Senin, 05 September 2016

Book review: Silicon Collar: an optimistic perspective on humans, machines and jobs fifianahutapea.blogspot.com

A dilemma lurks in the pages of Vinnie Mirchandani’s book on the future of work. “The interviews I conducted show practitioners in a wide array of industries using technology to improve productivity and product quality. They were pragmatic and generally optimistic,” he says. “I also found a contrasting sense of pessimism in the academic and analyst world about ‘jobless futures.’ ”

As one in the “academic and analyst” community who finds himself in an apparent minority, I jumped at the opportunity to read what optimism Mirchandani had to offer. Truth be told, there’s plenty of it for a relatively simple, yet profound reason: that humanity across the globe sees little reason to give up some of the things that it sees as valuable.

A salutary tale comes from the world of sport — basketball, specifically, where teams such as California’s Golden State Warriors are using every technology they can get their hands on to monitor performance in training and during games, to detect and pre-empt injuries, to plan seasons and indeed, careers for players.

Of course, technology can only take things so far: as comments Kirk Lacob, Assistant General Manager for the Warriors, “The reality is that we can’t influence results completely—and we are a results business. But if we can push and pull the probabilities, we can hope to have a better outcome.” So, yes, technology can augment our capabilities without detracting from them.

But beyond this is a broader picture, about humanity’s relationship with sport. We can argue that it ain’t what it used to be, when kids with sneakers would throw hoops in some godforsaken, dusty back lot. Equally however, however augmented and scientific it becomes, it remains a bunch of people with a ball. For reasons beyond anyone’s ken, that remains interesting.

The same principle can be applied to so many domains, from wine growing to white collar areas such accountancy. Yes, of course many jobs can be automated — not least the 3 D’s of dull, dirty, and dangerous such as in garbage collection or construction. And it is an open goal of a debating point to say that people in these positions might require some kind of retraining.

But are we, as suggests Vivek Wadhwa, Fellow at the Rock Center for Corporate Governance at Stanford University, heading towards a catastrophe? “We won’t be able to retrain the workers who lose today’s jobs. They will experience the same unemployment and despair that their forefathers did,” he suggests, arguing against the notion of a luddite fallacy.
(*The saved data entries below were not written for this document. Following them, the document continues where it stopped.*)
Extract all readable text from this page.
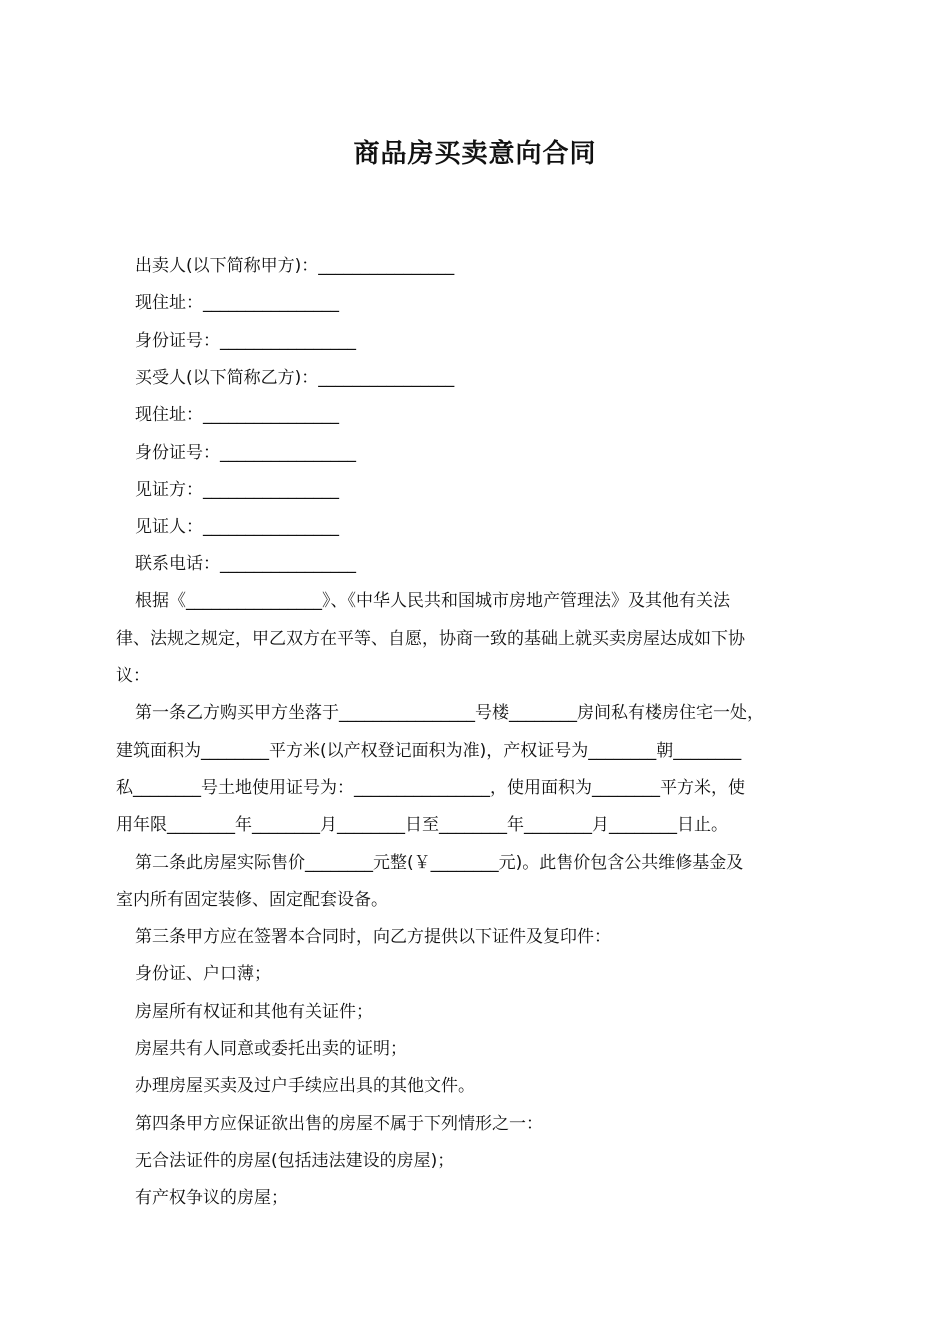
商品房买卖意向合同

出卖人(以下简称甲方)：________________

现住址：________________

身份证号：________________

买受人(以下简称乙方)：________________

现住址：________________

身份证号：________________

见证方：________________

见证人：________________

联系电话：________________

根据《________________》、《中华人民共和国城市房地产管理法》及其他有关法

律、法规之规定，甲乙双方在平等、自愿，协商一致的基础上就买卖房屋达成如下协

议：

第一条乙方购买甲方坐落于________________号楼________房间私有楼房住宅一处，

建筑面积为________平方米(以产权登记面积为准)，产权证号为________朝________

私________号土地使用证号为：________________，使用面积为________平方米，使

用年限________年________月________日至________年________月________日止。

第二条此房屋实际售价________元整(￥________元)。此售价包含公共维修基金及

室内所有固定装修、固定配套设备。

第三条甲方应在签署本合同时，向乙方提供以下证件及复印件：

身份证、户口薄；

房屋所有权证和其他有关证件；

房屋共有人同意或委托出卖的证明；

办理房屋买卖及过户手续应出具的其他文件。

第四条甲方应保证欲出售的房屋不属于下列情形之一：

无合法证件的房屋(包括违法建设的房屋)；

有产权争议的房屋；
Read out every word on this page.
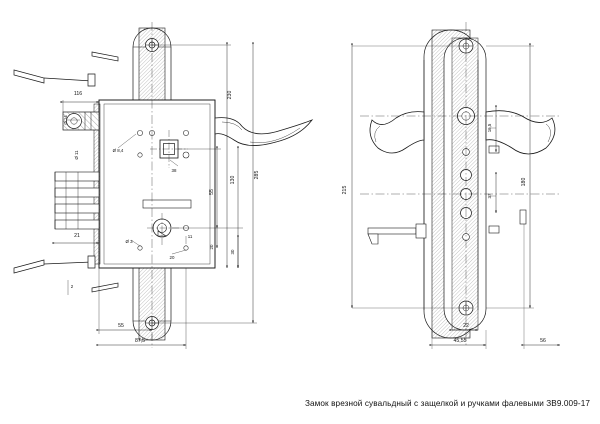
116
Ø 14
Ø 11	Ø 8,4
38
230
285
130
55
21
Ø 3
11
20
20
30
2
55
87,5
16,5
215
37
180
22
45,55	56
Замок врезной сувальдный с защелкой и ручками фалевыми ЗВ9.009-17
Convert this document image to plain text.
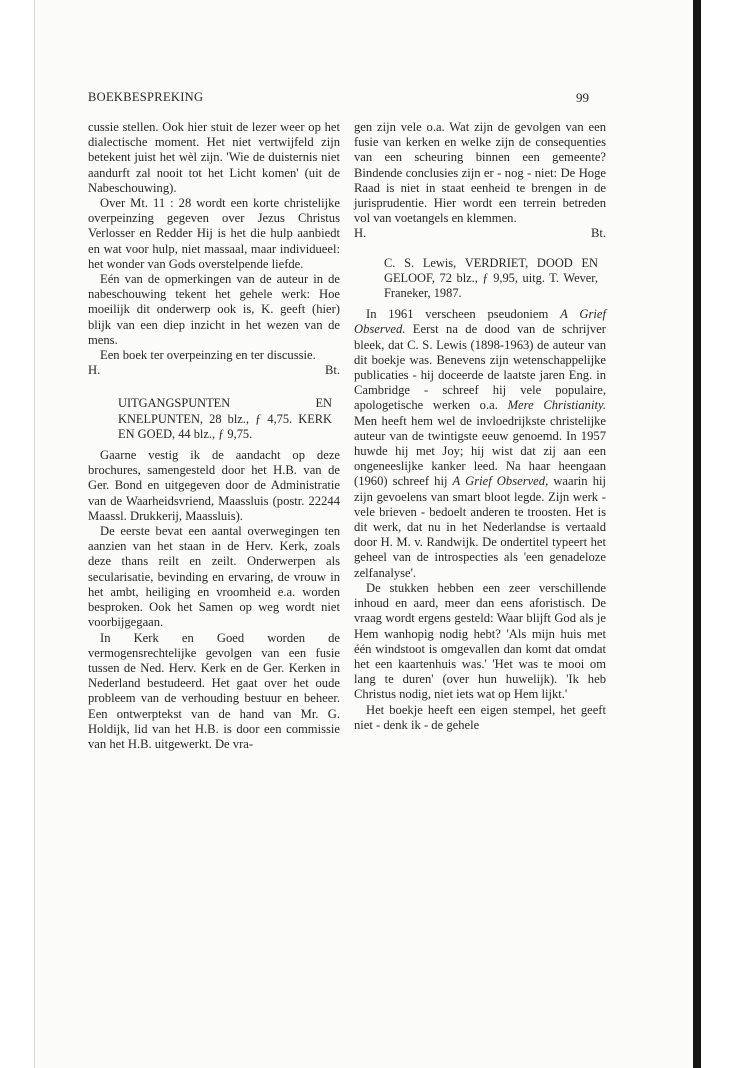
BOEKBESPREKING	99

cussie stellen. Ook hier stuit de lezer weer op het dialectische moment. Het niet vertwijfeld zijn betekent juist het wèl zijn. 'Wie de duisternis niet aandurft zal nooit tot het Licht komen' (uit de Nabeschouwing).

Over Mt. 11 : 28 wordt een korte christelijke overpeinzing gegeven over Jezus Christus Verlosser en Redder Hij is het die hulp aanbiedt en wat voor hulp, niet massaal, maar individueel: het wonder van Gods overstelpende liefde.

Eén van de opmerkingen van de auteur in de nabeschouwing tekent het gehele werk: Hoe moeilijk dit onderwerp ook is, K. geeft (hier) blijk van een diep inzicht in het wezen van de mens.

Een boek ter overpeinzing en ter discussie.

H.	Bt.
UITGANGSPUNTEN EN KNELPUNTEN, 28 blz., ƒ 4,75. KERK EN GOED, 44 blz., ƒ 9,75.

Gaarne vestig ik de aandacht op deze brochures, samengesteld door het H.B. van de Ger. Bond en uitgegeven door de Administratie van de Waarheidsvriend, Maassluis (postr. 22244 Maassl. Drukkerij, Maassluis).

De eerste bevat een aantal overwegingen ten aanzien van het staan in de Herv. Kerk, zoals deze thans reilt en zeilt. Onderwerpen als secularisatie, bevinding en ervaring, de vrouw in het ambt, heiliging en vroomheid e.a. worden besproken. Ook het Samen op weg wordt niet voorbijgegaan.

In Kerk en Goed worden de vermogensrechtelijke gevolgen van een fusie tussen de Ned. Herv. Kerk en de Ger. Kerken in Nederland bestudeerd. Het gaat over het oude probleem van de verhouding bestuur en beheer. Een ontwerptekst van de hand van Mr. G. Holdijk, lid van het H.B. is door een commissie van het H.B. uitgewerkt. De vra-

gen zijn vele o.a. Wat zijn de gevolgen van een fusie van kerken en welke zijn de consequenties van een scheuring binnen een gemeente? Bindende conclusies zijn er - nog - niet: De Hoge Raad is niet in staat eenheid te brengen in de jurisprudentie. Hier wordt een terrein betreden vol van voetangels en klemmen.

H.	Bt.
C. S. Lewis, VERDRIET, DOOD EN GELOOF, 72 blz., ƒ 9,95, uitg. T. Wever, Franeker, 1987.

In 1961 verscheen pseudoniem A Grief Observed. Eerst na de dood van de schrijver bleek, dat C. S. Lewis (1898-1963) de auteur van dit boekje was. Benevens zijn wetenschappelijke publicaties - hij doceerde de laatste jaren Eng. in Cambridge - schreef hij vele populaire, apologetische werken o.a. Mere Christianity. Men heeft hem wel de invloedrijkste christelijke auteur van de twintigste eeuw genoemd. In 1957 huwde hij met Joy; hij wist dat zij aan een ongeneeslijke kanker leed. Na haar heengaan (1960) schreef hij A Grief Observed, waarin hij zijn gevoelens van smart bloot legde. Zijn werk - vele brieven - bedoelt anderen te troosten. Het is dit werk, dat nu in het Nederlandse is vertaald door H. M. v. Randwijk. De ondertitel typeert het geheel van de introspecties als 'een genadeloze zelfanalyse'.

De stukken hebben een zeer verschillende inhoud en aard, meer dan eens aforistisch. De vraag wordt ergens gesteld: Waar blijft God als je Hem wanhopig nodig hebt? 'Als mijn huis met één windstoot is omgevallen dan komt dat omdat het een kaartenhuis was.' 'Het was te mooi om lang te duren' (over hun huwelijk). 'Ik heb Christus nodig, niet iets wat op Hem lijkt.'

Het boekje heeft een eigen stempel, het geeft niet - denk ik - de gehele
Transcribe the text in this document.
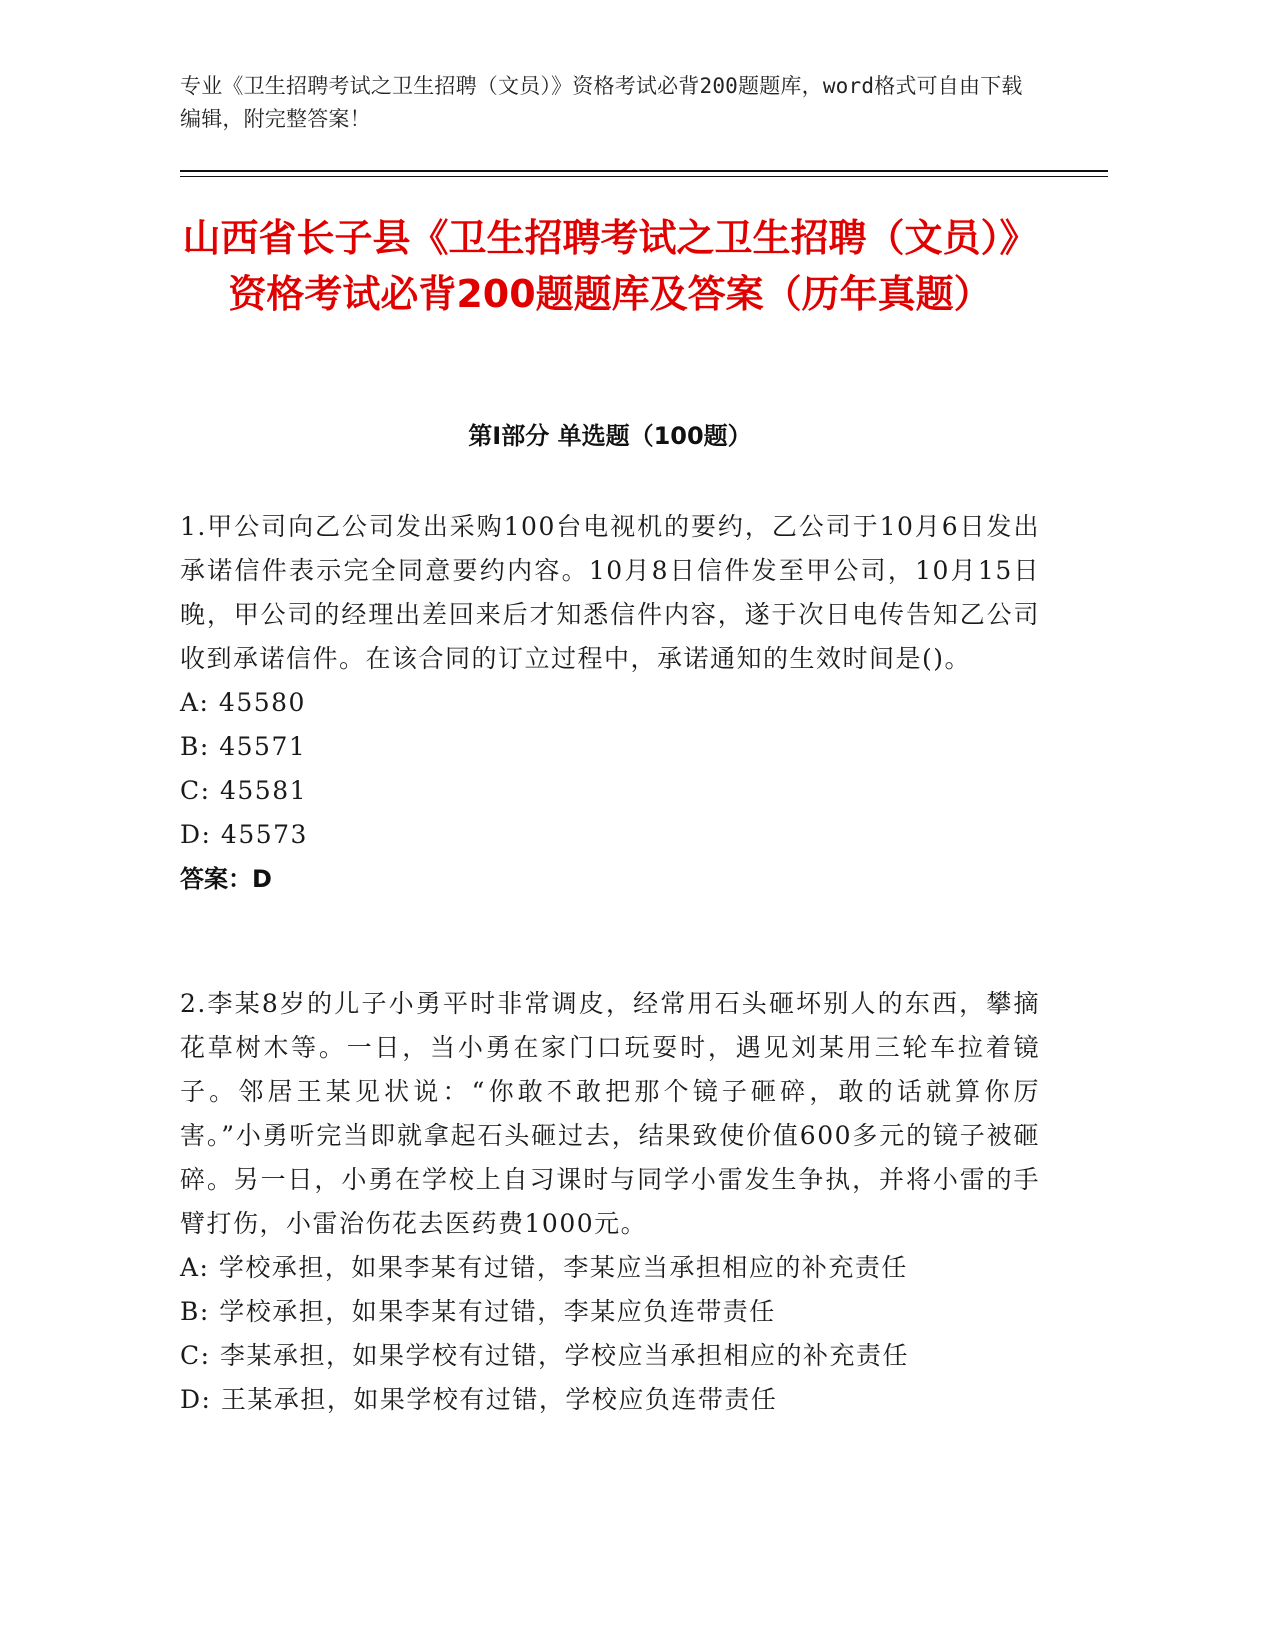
专业《卫生招聘考试之卫生招聘（文员）》资格考试必背200题题库，word格式可自由下载编辑，附完整答案！
山西省长子县《卫生招聘考试之卫生招聘（文员）》资格考试必背200题题库及答案（历年真题）
第Ⅰ部分 单选题（100题）
1.甲公司向乙公司发出采购100台电视机的要约，乙公司于10月6日发出承诺信件表示完全同意要约内容。10月8日信件发至甲公司，10月15日晚，甲公司的经理出差回来后才知悉信件内容，遂于次日电传告知乙公司收到承诺信件。在该合同的订立过程中，承诺通知的生效时间是()。
A: 45580
B: 45571
C: 45581
D: 45573
答案：D
2.李某8岁的儿子小勇平时非常调皮，经常用石头砸坏别人的东西，攀摘花草树木等。一日，当小勇在家门口玩耍时，遇见刘某用三轮车拉着镜子。邻居王某见状说：“你敢不敢把那个镜子砸碎，敢的话就算你厉害。”小勇听完当即就拿起石头砸过去，结果致使价值600多元的镜子被砸碎。另一日，小勇在学校上自习课时与同学小雷发生争执，并将小雷的手臂打伤，小雷治伤花去医药费1000元。
A: 学校承担，如果李某有过错，李某应当承担相应的补充责任
B: 学校承担，如果李某有过错，李某应负连带责任
C: 李某承担，如果学校有过错，学校应当承担相应的补充责任
D: 王某承担，如果学校有过错，学校应负连带责任
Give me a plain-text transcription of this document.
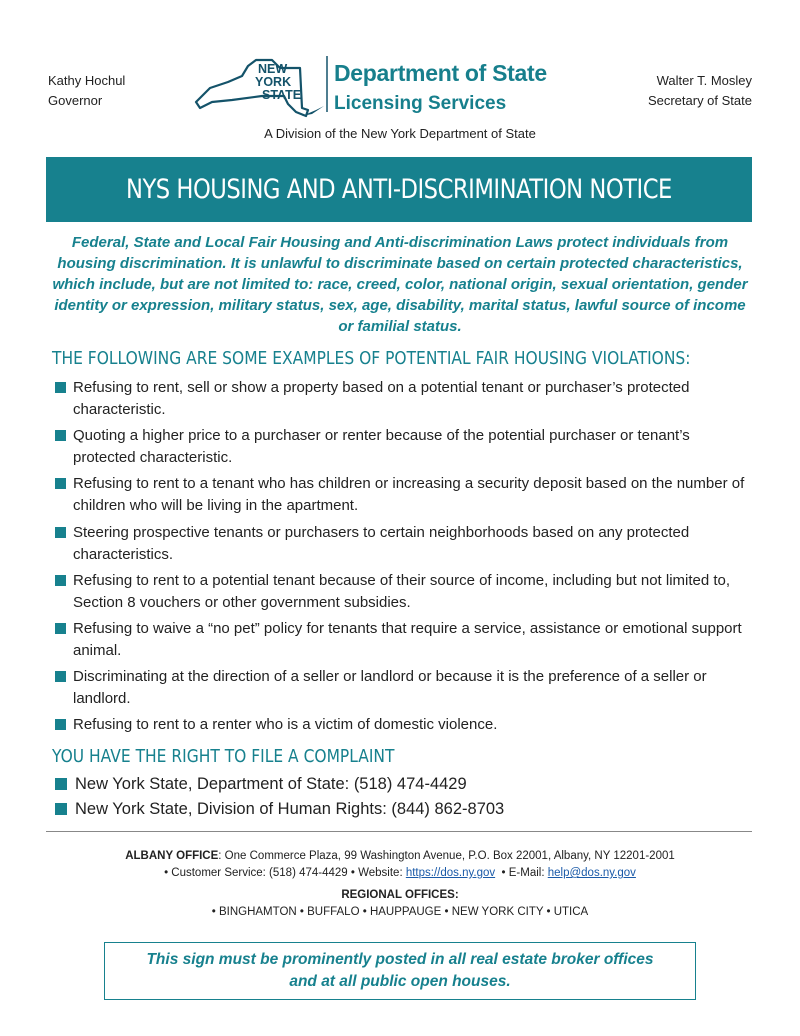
Kathy Hochul
Governor
Walter T. Mosley
Secretary of State
NEW
YORK
STATE
Department of State
Licensing Services
A Division of the New York Department of State
NYS HOUSING AND ANTI-DISCRIMINATION NOTICE
Federal, State and Local Fair Housing and Anti-discrimination Laws protect individuals from housing discrimination. It is unlawful to discriminate based on certain protected characteristics, which include, but are not limited to: race, creed, color, national origin, sexual orientation, gender identity or expression, military status, sex, age, disability, marital status, lawful source of income or familial status.
THE FOLLOWING ARE SOME EXAMPLES OF POTENTIAL FAIR HOUSING VIOLATIONS:
Refusing to rent, sell or show a property based on a potential tenant or purchaser’s protected characteristic.
Quoting a higher price to a purchaser or renter because of the potential purchaser or tenant’s protected characteristic.
Refusing to rent to a tenant who has children or increasing a security deposit based on the number of children who will be living in the apartment.
Steering prospective tenants or purchasers to certain neighborhoods based on any protected characteristics.
Refusing to rent to a potential tenant because of their source of income, including but not limited to, Section 8 vouchers or other government subsidies.
Refusing to waive a “no pet” policy for tenants that require a service, assistance or emotional support animal.
Discriminating at the direction of a seller or landlord or because it is the preference of a seller or landlord.
Refusing to rent to a renter who is a victim of domestic violence.
YOU HAVE THE RIGHT TO FILE A COMPLAINT
New York State, Department of State: (518) 474-4429
New York State, Division of Human Rights: (844) 862-8703
ALBANY OFFICE: One Commerce Plaza, 99 Washington Avenue, P.O. Box 22001, Albany, NY 12201-2001
• Customer Service: (518) 474-4429 • Website: https://dos.ny.gov  • E-Mail: help@dos.ny.gov
REGIONAL OFFICES:
• BINGHAMTON • BUFFALO • HAUPPAUGE • NEW YORK CITY • UTICA
This sign must be prominently posted in all real estate broker offices
and at all public open houses.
Such ’despair’ is inevitable, a consequence of the technology-driven income and value disparity that looms in the near distance argue many. Others suggest that such dystopian views are cyclic: “About every 50 years, almost like clockwork, we have the collective experience that the sky is falling. Nothing could be further from the truth,” says analyst Denis Pombriant.

Building on this theme, Mirchandani chooses to look to the past to help understand the future. Citing the Law of Unintended consequences, he makes the point that while we do not know what the jobs will be, there will be plenty of them — “Review FastCompany’s projection of jobs in the next decade to include Urban Farmers, Neuro-Implant Technicians and Virtual Reality Experience Designer,” he says.

There’s a deeper point in the book, that goes way beyond a pantomime “Oh yes there will, oh no there won’t” argument. Simply put (though it is explored in detail), it is that technology doesn’t cause inequality, but exploitation does. As new ways of working become possible, we owe it to ourselves to ensure that they are delivered to serve the many, not the few.

There’s enough in this thoroughly researched and readable book to back the view that automation can sit alongside artisanship, to coin a phrase, both are ‘better together’. Beyond this however, it is the exploitation argument which I found most compelling, and most needy to be addressed by policy and governance. We will only have a bright future for work if we choose to make it so, or, as the commenter Kirby suggests on one of my previous articles, “Humans will have much bigger problems on their hands than worry[ing] about having a job.”

P.S. In the course of reviewing this book, I discovered my article above was mentioned. Which was nice.